In the previous pages, we have already begun to raise and initially explore questions regarding followership. Further exploration, hopefully leading to understanding, is required if we are to rigorously apply Cicero’s injunction to “follow reason as leader as though it were a god.” Indeed, “follow” is the injunction’s first word. Straightaway we note that Cicero is instructing us to undertake a certain action: following. But what occurs, “exactly,” when one follows? What’s involved in the act of following? Who or what does one follow, and what does it mean to be a follower? And what does a follower do when a follower follows a leader? After all, leaders aren’t the only entities that followers follow. Followers also follow other things, such as football teams and singers; indeed, nowadays we even employ the term “follower” to describe those who take some kind of interest in social media figures (e.g., Twitter “followers” follow Tweeters). Now, like questions about “love” and “Reason” and “beauty” – and perhaps to a lesser extent, “leadership” – such inquiries initially appear deceptively easy to answer.

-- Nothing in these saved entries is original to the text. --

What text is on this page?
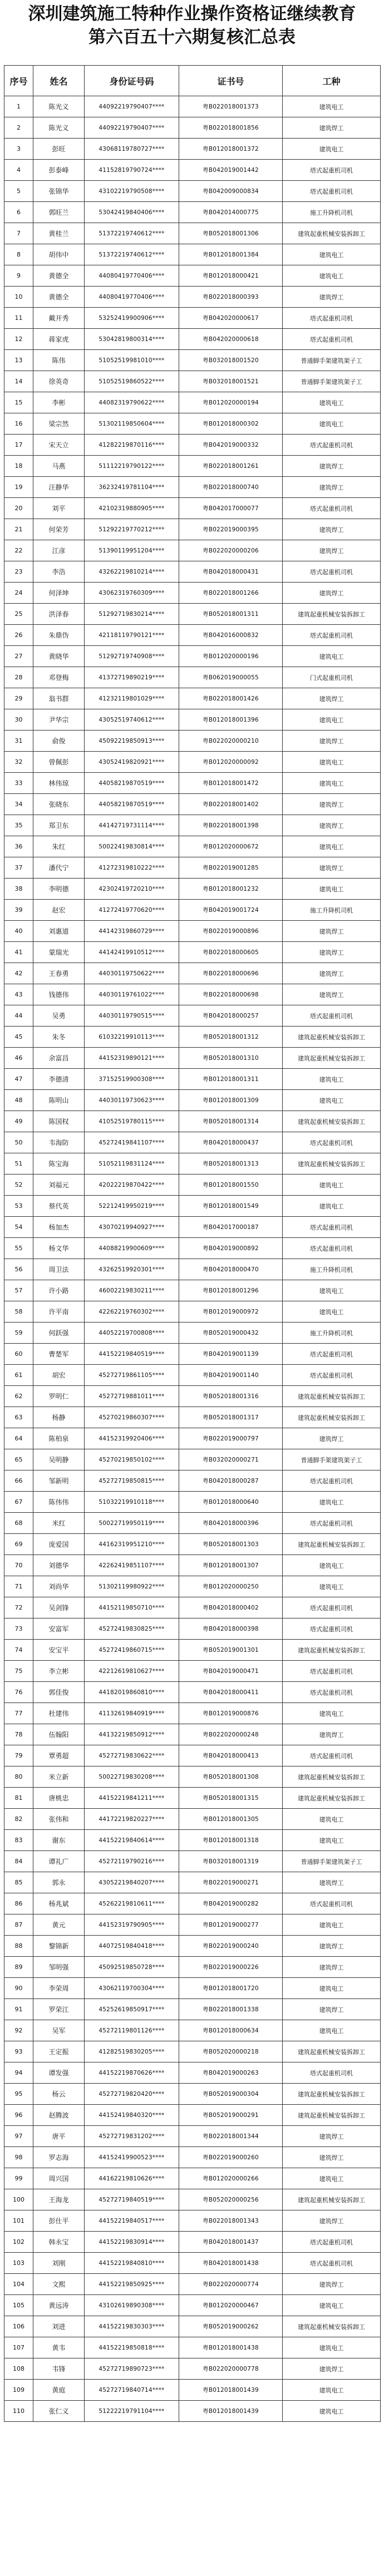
深圳建筑施工特种作业操作资格证继续教育
第六百五十六期复核汇总表
序号	姓名	身份证号码	证书号	工种
1	陈光义	44092219790407****	粤B022018001373	建筑电工
2	陈光义	44092219790407****	粤B022018001856	建筑焊工
3	彭旺	43068119780727****	粤B012018001372	建筑电工
4	彭泰峰	41152819790724****	粤B042019001442	塔式起重机司机
5	张锦华	43102219790508****	粤B042009000834	塔式起重机司机
6	郭旺兰	53042419840406****	粤B042014000775	施工升降机司机
7	黄桂兰	51372219740612****	粤B052018001306	建筑起重机械安装拆卸工
8	胡伟中	51372219740612****	粤B012018001384	建筑电工
9	黄德全	44080419770406****	粤B012018000421	建筑电工
10	黄德全	44080419770406****	粤B022018000393	建筑焊工
11	戴开秀	53252419900906****	粤B042020000617	塔式起重机司机
12	蒋家虎	53042819800314****	粤B042020000618	塔式起重机司机
13	陈伟	51052519981010****	粤B032018001520	普通脚手架建筑架子工
14	徐英奇	51052519860522****	粤B032018001521	普通脚手架建筑架子工
15	李彬	44082319790622****	粤B012020000194	建筑电工
16	梁宗然	51302119850604****	粤B012018000302	建筑电工
17	宋天立	41282219870116****	粤B042019000332	塔式起重机司机
18	马燕	51112219790122****	粤B022018001261	建筑焊工
19	汪静华	36232419781104****	粤B022018000740	建筑焊工
20	刘平	42102319880905****	粤B042017000077	塔式起重机司机
21	何荣芳	51292219770212****	粤B022019000395	建筑焊工
22	江彦	51390119951204****	粤B022020000206	建筑焊工
23	李浩	43262219810214****	粤B042018000431	塔式起重机司机
24	何泽坤	43062319760309****	粤B022018001266	建筑焊工
25	洪泽春	51292719830214****	粤B052018001311	建筑起重机械安装拆卸工
26	朱鼎伪	42118119790121****	粤B042016000832	塔式起重机司机
27	黄晓华	51292719740908****	粤B012020000196	建筑电工
28	邓登梅	41372719890219****	粤B062019000055	门式起重机司机
29	翁书群	41232119801029****	粤B022018001426	建筑焊工
30	尹华宗	43052519740612****	粤B012018001396	建筑电工
31	俞俊	45092219850913****	粤B022020000210	建筑焊工
32	曾佩彭	43052419820921****	粤B012020000092	建筑电工
33	林伟琼	44058219870519****	粤B012018001472	建筑电工
34	张晓东	44058219870519****	粤B022018001402	建筑焊工
35	郑卫东	44142719731114****	粤B022018001398	建筑焊工
36	朱红	50022419830814****	粤B012020000672	建筑电工
37	潘代宁	41272319810222****	粤B022019001285	建筑焊工
38	李明德	42302419720210****	粤B012018001232	建筑电工
39	赵宏	41272419770620****	粤B042019001724	施工升降机司机
40	刘惠道	44142319860729****	粤B022019000896	建筑焊工
41	蒙瑞光	44142419910512****	粤B022018000605	建筑焊工
42	王春勇	44030119750622****	粤B022018000696	建筑焊工
43	钱德伟	44030119761022****	粤B022018000698	建筑焊工
44	吴勇	44030119790515****	粤B042018000257	塔式起重机司机
45	朱冬	61032219910113****	粤B052018001312	建筑起重机械安装拆卸工
46	余富昌	44152319890121****	粤B052018001310	建筑起重机械安装拆卸工
47	李德清	37152519900308****	粤B012018001311	建筑电工
48	陈明山	44030119730623****	粤B012018001309	建筑电工
49	陈国权	41052519780115****	粤B052018001314	建筑起重机械安装拆卸工
50	韦海防	45272419841107****	粤B042018000437	塔式起重机司机
51	陈宝海	51052119831124****	粤B052018001313	建筑起重机械安装拆卸工
52	刘福元	42022219870422****	粤B012018001550	建筑电工
53	蔡代英	52212419950219****	粤B012018001549	建筑电工
54	杨加杰	43070219940927****	粤B042017000187	塔式起重机司机
55	杨文华	44088219900609****	粤B042019000892	塔式起重机司机
56	周卫法	43262519920301****	粤B042018000470	施工升降机司机
57	许小路	46002219830211****	粤B012018001296	建筑电工
58	许平南	42262219760302****	粤B012019000972	建筑电工
59	何跃强	44052219700808****	粤B052019000432	施工升降机司机
60	曹楚军	44152219840519****	粤B042019001139	塔式起重机司机
61	胡宏	45272719861105****	粤B042019001140	塔式起重机司机
62	罗明仁	45272719881011****	粤B052018001316	建筑起重机械安装拆卸工
63	杨静	45270219860307****	粤B052018001317	建筑起重机械安装拆卸工
64	陈柏泉	44152319920406****	粤B022019000797	建筑焊工
65	吴明静	45270219850102****	粤B032020000271	普通脚手架建筑架子工
66	邹新明	45272719850815****	粤B042018000287	塔式起重机司机
67	陈伟伟	51032219910118****	粤B012018000640	建筑电工
68	米红	50022719950119****	粤B042018000396	塔式起重机司机
69	庞爱国	44162319951210****	粤B052018001303	建筑起重机械安装拆卸工
70	刘德华	42262419851107****	粤B012018001307	建筑电工
71	刘尚华	51302119980922****	粤B012020000250	建筑电工
72	吴剑锋	44152119850710****	粤B042018000402	塔式起重机司机
73	安富军	45272419830825****	粤B042018000398	塔式起重机司机
74	安宝平	45272419860715****	粤B052019001301	建筑起重机械安装拆卸工
75	李立彬	42212619810627****	粤B042019000471	塔式起重机司机
76	郭佳俊	44182019860810****	粤B042018000411	塔式起重机司机
77	杜建伟	41132619840919****	粤B012019000876	建筑电工
78	伍翰阳	44132219850912****	粤B022020000248	建筑焊工
79	覃勇超	45272719830622****	粤B042018000413	塔式起重机司机
80	米立新	50022719830208****	粤B052018001308	建筑起重机械安装拆卸工
81	唐桃忠	44152219841211****	粤B052018001315	建筑起重机械安装拆卸工
82	张伟和	44172219820227****	粤B012018001305	建筑电工
83	谢东	44152219840614****	粤B012018001318	建筑电工
84	谭礼广	45272119790216****	粤B032018001319	普通脚手架建筑架子工
85	郭永	43052219840207****	粤B022019000271	建筑焊工
86	杨兆斌	45262219810611****	粤B042019000282	塔式起重机司机
87	黄元	44152319790905****	粤B012019000277	建筑电工
88	黎锦新	44072519840418****	粤B022019000240	建筑焊工
89	邹明强	45092519850728****	粤B022019000226	建筑焊工
90	李荣周	43062119700304****	粤B012018001720	建筑电工
91	罗荣江	45252619850917****	粤B022018001338	建筑焊工
92	吴军	45272119801126****	粤B012018000634	建筑电工
93	王定振	41282519830205****	粤B052020000218	建筑起重机械安装拆卸工
94	谭发强	44152219870626****	粤B042019000263	塔式起重机司机
95	杨云	45272719820420****	粤B052019000304	建筑起重机械安装拆卸工
96	赵腾波	44152419840320****	粤B052019000291	建筑起重机械安装拆卸工
97	唐平	45272719831202****	粤B022018001344	建筑焊工
98	罗志海	44152419900523****	粤B022019000260	建筑焊工
99	周兴国	44162219810626****	粤B012020000266	建筑电工
100	王海龙	45272719840519****	粤B052020000256	建筑起重机械安装拆卸工
101	彭仕平	44152219840517****	粤B022018001343	建筑焊工
102	韩永宝	44152219830914****	粤B042018001437	塔式起重机司机
103	刘刚	44152219840810****	粤B042018001438	塔式起重机司机
104	文熙	44152219850925****	粤B022020000774	建筑焊工
105	黄远涛	43102619890308****	粤B012020000467	建筑电工
106	刘进	44152219830303****	粤B052019000262	建筑起重机械安装拆卸工
107	黄韦	44152219850818****	粤B012018001438	建筑电工
108	韦锋	45272719890723****	粤B022020000778	建筑焊工
109	黄庭	45272719840714****	粤B012018001439	建筑电工
110	张仁义	51222219791104****	粤B012018001439	建筑电工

However, as is the case with these other much-used but little-understood terms, when we begin to contemplate these kinds of questions, they’re more difficult to broach than they first appear. Indeed, I think followership is an even more observed and even less understood phenomenon than leadership. Now, due to the scope of this book and its already-ambitious aims, I won’t be theorizing following in general (i.e., the following of leaders, football teams, celebrities, etc.), and I’ll only be theorizing leaderly following according to some dimensions of it – especially following’s relation to leading. This theorization is the principal task of the present chapter. (Chapter 4 is devoted to a theorization of the notion of “Reason-as-leader,” followed by a chapter on “quasi-religiously” following this leader.)